英国の生産性の低さが指摘されて久しいです。産業革命時代にはバリバリの工業国だったのに途中であきらめ、気が付けば金融業に依存する国になっていました。その影響で、2008年のリーマンショックの前と後で英国人の人生が大きく変わったと言えるでしょう。

そもそも生産性とは、1時間の労働で生み出せる価値のことです。他国と比較するとビリではないものの、北欧諸国や米国やルクセンブルクに劣っています。さらに問題とされるのは、米国がAIを利用して生産性が伸びているのに英国はさっぱりなのです。呼び込まれる投資額でも大きく水をあけられています。

英国の生産性が低い要因はいくつか考えられますが、主に以下の点と思われます。
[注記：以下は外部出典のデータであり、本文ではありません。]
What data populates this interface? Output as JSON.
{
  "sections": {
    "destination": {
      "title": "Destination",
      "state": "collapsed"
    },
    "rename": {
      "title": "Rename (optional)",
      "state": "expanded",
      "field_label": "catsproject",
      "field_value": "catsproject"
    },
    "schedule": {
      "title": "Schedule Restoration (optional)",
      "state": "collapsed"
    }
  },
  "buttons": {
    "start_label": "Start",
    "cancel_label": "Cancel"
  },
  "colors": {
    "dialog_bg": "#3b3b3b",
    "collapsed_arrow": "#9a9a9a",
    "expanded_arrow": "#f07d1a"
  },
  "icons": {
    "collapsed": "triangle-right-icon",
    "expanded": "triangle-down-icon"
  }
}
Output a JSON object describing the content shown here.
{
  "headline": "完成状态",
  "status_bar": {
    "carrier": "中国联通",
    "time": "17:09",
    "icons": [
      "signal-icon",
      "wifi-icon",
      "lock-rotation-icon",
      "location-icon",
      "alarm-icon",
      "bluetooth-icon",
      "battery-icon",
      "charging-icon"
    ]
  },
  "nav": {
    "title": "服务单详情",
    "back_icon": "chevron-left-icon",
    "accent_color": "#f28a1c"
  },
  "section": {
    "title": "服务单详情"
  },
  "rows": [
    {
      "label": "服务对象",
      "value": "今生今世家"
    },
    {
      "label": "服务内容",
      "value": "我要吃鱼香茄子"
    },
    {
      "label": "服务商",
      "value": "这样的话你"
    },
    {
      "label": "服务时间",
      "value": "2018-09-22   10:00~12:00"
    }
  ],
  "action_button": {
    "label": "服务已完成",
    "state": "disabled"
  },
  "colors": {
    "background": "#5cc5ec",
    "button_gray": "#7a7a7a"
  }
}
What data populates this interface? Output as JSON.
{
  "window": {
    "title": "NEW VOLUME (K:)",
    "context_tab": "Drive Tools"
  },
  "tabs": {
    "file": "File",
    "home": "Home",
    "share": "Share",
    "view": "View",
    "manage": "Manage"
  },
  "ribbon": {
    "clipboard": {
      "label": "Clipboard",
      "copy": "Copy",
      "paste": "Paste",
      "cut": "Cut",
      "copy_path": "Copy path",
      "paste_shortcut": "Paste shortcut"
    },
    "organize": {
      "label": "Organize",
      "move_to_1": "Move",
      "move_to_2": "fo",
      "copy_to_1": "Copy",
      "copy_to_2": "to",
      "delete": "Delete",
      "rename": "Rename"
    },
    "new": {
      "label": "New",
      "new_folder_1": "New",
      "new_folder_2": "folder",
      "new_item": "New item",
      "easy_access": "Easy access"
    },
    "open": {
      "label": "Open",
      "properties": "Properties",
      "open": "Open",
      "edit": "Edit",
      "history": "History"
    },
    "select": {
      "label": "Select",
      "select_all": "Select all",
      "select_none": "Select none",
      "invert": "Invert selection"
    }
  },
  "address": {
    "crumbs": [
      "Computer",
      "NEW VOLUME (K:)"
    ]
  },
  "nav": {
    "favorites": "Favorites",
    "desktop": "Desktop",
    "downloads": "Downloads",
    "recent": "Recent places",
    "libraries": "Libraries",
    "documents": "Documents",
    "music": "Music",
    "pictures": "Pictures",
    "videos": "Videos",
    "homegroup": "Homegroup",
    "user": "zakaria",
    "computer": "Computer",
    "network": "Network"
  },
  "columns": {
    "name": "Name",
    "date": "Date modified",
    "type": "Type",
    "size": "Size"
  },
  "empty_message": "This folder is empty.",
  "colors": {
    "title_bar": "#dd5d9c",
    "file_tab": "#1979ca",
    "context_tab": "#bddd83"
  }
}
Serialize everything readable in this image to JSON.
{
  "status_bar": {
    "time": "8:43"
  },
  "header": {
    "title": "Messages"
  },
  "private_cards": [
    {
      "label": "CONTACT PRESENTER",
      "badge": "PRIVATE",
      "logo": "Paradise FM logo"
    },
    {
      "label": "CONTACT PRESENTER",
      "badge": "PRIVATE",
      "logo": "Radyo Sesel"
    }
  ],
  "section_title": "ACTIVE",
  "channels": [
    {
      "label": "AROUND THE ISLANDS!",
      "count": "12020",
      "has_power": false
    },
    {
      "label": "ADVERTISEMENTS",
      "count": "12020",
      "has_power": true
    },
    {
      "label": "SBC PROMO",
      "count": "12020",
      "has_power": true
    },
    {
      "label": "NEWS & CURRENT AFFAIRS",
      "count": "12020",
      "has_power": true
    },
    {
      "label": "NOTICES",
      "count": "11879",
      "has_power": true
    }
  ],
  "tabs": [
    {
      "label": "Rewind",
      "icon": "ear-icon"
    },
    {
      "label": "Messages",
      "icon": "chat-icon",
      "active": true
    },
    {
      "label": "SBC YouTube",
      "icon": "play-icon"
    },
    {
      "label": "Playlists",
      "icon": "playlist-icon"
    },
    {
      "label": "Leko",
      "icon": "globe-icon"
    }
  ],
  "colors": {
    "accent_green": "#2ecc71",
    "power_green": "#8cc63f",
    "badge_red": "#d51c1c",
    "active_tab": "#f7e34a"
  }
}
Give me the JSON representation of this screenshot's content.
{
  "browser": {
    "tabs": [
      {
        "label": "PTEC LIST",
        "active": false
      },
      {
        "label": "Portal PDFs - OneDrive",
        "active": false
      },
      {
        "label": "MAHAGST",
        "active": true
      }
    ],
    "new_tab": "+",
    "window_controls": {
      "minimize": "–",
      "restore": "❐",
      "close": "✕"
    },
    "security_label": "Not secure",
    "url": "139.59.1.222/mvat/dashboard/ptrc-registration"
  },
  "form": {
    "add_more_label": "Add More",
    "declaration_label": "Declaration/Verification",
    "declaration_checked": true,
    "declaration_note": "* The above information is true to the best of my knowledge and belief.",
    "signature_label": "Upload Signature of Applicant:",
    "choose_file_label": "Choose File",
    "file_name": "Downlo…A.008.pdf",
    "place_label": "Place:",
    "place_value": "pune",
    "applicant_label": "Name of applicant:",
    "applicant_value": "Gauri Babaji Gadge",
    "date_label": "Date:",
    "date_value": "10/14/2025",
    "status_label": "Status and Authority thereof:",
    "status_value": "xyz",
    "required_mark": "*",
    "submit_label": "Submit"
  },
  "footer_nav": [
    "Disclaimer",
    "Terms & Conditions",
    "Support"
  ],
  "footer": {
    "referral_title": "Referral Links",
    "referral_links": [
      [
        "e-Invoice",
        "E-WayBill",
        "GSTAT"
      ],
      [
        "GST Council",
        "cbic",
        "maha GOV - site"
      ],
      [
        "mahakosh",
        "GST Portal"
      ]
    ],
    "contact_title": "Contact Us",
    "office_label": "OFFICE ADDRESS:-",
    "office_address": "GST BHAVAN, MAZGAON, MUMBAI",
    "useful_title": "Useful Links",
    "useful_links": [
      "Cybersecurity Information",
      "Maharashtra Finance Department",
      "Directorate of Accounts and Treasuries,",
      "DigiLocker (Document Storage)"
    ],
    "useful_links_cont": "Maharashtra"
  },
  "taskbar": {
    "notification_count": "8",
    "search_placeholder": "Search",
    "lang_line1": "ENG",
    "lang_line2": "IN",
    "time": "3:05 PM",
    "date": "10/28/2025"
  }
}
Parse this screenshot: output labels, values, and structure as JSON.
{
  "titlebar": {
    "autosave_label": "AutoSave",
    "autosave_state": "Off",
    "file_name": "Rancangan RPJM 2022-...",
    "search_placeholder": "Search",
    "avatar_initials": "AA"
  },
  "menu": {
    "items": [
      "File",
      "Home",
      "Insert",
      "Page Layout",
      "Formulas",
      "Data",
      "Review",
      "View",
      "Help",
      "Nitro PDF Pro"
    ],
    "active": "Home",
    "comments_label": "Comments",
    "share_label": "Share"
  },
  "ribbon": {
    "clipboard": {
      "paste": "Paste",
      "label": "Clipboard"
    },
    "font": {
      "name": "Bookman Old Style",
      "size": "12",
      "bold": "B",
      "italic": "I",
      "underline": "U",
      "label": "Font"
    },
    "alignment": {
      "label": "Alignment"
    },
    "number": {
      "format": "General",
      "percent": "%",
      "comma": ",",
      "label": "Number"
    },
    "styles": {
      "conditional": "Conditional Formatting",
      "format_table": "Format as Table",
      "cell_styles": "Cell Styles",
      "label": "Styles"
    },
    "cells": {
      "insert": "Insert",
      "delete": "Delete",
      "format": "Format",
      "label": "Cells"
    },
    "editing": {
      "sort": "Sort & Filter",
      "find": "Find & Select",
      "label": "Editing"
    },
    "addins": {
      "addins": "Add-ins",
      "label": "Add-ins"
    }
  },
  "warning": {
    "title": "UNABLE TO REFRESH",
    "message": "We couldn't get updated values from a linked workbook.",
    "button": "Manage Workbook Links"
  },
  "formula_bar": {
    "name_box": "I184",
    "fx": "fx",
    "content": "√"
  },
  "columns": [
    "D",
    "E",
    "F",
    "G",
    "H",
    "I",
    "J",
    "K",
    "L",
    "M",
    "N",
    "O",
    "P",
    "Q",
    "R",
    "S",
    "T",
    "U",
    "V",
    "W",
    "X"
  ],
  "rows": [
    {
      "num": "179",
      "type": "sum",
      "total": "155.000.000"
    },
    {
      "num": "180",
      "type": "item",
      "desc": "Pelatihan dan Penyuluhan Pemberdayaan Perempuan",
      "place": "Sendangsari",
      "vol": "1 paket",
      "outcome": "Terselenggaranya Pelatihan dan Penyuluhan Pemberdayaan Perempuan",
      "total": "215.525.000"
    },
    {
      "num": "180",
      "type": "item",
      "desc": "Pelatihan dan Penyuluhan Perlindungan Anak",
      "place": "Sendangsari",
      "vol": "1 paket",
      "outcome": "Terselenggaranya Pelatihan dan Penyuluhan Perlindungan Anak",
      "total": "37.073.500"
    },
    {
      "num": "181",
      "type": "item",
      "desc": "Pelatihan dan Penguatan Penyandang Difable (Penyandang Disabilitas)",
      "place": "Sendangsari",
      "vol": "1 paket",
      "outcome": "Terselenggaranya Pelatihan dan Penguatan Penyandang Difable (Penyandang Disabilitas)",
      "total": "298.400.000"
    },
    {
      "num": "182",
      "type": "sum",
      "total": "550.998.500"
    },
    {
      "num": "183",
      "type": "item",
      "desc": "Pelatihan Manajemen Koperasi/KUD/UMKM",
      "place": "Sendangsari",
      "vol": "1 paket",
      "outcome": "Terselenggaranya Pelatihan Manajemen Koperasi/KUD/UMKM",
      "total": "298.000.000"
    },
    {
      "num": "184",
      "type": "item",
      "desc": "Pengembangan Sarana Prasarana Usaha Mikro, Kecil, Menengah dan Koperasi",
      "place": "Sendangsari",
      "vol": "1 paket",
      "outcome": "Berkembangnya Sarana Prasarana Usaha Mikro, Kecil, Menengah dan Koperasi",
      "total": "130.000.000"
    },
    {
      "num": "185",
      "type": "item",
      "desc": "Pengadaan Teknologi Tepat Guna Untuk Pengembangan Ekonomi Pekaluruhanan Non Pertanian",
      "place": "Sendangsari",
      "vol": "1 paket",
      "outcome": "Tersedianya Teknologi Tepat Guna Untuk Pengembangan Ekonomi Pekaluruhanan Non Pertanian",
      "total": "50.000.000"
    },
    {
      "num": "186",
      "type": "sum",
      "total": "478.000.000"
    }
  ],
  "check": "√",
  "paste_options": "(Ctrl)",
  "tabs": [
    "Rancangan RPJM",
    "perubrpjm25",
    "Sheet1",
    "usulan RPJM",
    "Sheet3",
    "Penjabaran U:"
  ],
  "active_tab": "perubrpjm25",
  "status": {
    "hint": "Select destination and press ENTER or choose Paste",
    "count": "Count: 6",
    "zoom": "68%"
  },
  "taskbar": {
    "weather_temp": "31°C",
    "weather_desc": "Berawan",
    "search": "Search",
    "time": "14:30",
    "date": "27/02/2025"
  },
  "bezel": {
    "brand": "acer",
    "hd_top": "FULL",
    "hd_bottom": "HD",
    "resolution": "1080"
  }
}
①投資不足 ②ロンドンにリソースが集中しすぎ ③米国に比べ世界をけん引するレベルの企業が少ない ④そもそも国民のスキル不足 ⑤ブレグジットでとどめをさされた、などです。英国の実質賃金は2008年以降伸び悩んでいます。

藁にもすがりたい現在の労働党政権は「英国こそがAI国家になる」とのスローガンを掲げています。AI投資やビジネスを招致し、国を盛り返そうというわけです。企業にAIを導入して生産性を上げるよう促しています。一方、AI普及はもろ刃の刃で、若年の失業が表面化してきています。悩ましいところですね。

私の勤務先もAIの利用を奨励する方針で、毎週のようにAIの勉強会が行われているので、せっせと参加しています。最初は自分の仕事をAIに任せてしまっていいのだろうか、というジレンマも少しはありましたが、使うほど精度も上がりますし、今では何もかも頼り切っていて、自分で考えることや英文の文書を読むのですらおっくうになってしまいました。メールの返信はすべて任せていますし、論点を整理整頓するのにとても便利です。ほんの数年前までAIなしで仕事をしていたのが考えられないほど革命的です。AIセミナー開催者は、週次のセミナー資料を作っている間にもどんどんアップデートされて追い付けない、と言っていました。AIリテラシーは社会で生き残るのに超重要なので、必死でしがみつこうと思います。

さて、英国の「AI頑張るゾ宣言」。本当にうまくいけば、ワンチャンそこそこ追いつけるとは思います。とはいえ、政治家たちは投資やAIの素人なので、正しい方向に導いてくれるアドバイザーが必要ですね。ん?それこそがAIか?